Additionally, provider organizations need to collaborate with their peers and other stakeholders to transform the supply chain, Maloney added.

Bringing like-minded stakeholders together to focus on how to add value to the supply chain will pave the way for higher quality, lower cost supply chain encounters.

For example, Premier facilitates a collaborative called Partnership for Advancement of Comparative Effectiveness (PACER). Hospitals and health systems used PACER to determine where they should go directionally based on clinical and financial data on healthcare supplies.

Through the collaborative, the hospitals and health systems actually entered a contract for cochlear implants, which were never in a group purchasing organization (GPO) contract before.

“Hearing loss is one of the top birth defects in the United States still today. So, cochlear implants are very important to think through,” Maloney said.

“Our systems felt disadvantaged because they did not get what they felt like were good prices on them, and so they weren't always using them,” she continued. “Sometimes they were using older technologies.”

“They came to us and said, ‘What if we did an entire analysis of outcomes, cost, and everything else, on what's in the market today, then went to the company that landed first place and asked if they are willing to take all of the spend of our system and aggregate it to one in exchange for a discount?’”

After reviewing the data and actually working with the manufacturers, Premier and the collaborative identified the companies with the highest value cochlear implants and presented their group purchasing idea to their leaders.

“They all came with great prices.
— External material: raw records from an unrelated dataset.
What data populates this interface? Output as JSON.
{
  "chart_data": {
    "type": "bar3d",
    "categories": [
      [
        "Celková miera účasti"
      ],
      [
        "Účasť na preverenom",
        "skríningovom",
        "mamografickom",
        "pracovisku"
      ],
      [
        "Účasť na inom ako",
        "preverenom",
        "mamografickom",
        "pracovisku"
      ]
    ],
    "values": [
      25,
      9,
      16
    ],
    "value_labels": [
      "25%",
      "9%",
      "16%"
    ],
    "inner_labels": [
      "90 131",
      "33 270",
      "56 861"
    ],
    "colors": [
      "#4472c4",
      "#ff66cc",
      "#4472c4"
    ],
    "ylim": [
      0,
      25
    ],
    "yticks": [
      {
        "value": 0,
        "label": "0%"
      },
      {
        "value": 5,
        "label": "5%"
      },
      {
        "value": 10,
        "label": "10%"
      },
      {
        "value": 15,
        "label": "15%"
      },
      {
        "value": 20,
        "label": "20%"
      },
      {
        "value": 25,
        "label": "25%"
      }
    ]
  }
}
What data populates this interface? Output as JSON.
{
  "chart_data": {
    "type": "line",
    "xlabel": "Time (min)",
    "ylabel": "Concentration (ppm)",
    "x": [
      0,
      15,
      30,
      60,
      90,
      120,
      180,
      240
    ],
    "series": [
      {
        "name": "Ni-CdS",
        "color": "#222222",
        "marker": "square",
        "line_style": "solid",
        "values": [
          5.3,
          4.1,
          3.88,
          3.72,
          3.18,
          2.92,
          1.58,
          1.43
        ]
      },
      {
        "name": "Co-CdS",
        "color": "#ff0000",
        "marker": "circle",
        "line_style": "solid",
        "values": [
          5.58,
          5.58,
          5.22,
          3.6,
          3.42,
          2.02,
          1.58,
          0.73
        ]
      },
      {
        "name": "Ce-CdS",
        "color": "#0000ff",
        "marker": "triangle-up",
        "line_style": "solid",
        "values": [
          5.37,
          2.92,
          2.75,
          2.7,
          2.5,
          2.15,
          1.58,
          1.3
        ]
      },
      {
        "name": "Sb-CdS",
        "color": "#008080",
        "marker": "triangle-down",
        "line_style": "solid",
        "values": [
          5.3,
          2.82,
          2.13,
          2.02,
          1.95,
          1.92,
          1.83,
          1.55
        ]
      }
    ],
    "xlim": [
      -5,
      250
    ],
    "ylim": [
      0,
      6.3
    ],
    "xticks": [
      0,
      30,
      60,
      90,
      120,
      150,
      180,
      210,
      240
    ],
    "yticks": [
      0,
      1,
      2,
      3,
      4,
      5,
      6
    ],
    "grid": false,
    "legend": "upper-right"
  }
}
We ended up taking the lowest one because we had already vetted all the data around it,” she stated. “We moved all of those members to that one cochlear implant, and it actually increased the number of cochlear implants being used at a better price for the system, and we saw improved outcomes with that group.”

The cochlear implant example shows how collaboration across the healthcare industry can drive better results for providers and suppliers, as well as the patient. The example also demonstrates the possibility of transforming the healthcare supply chain into a system that adds value to the industry.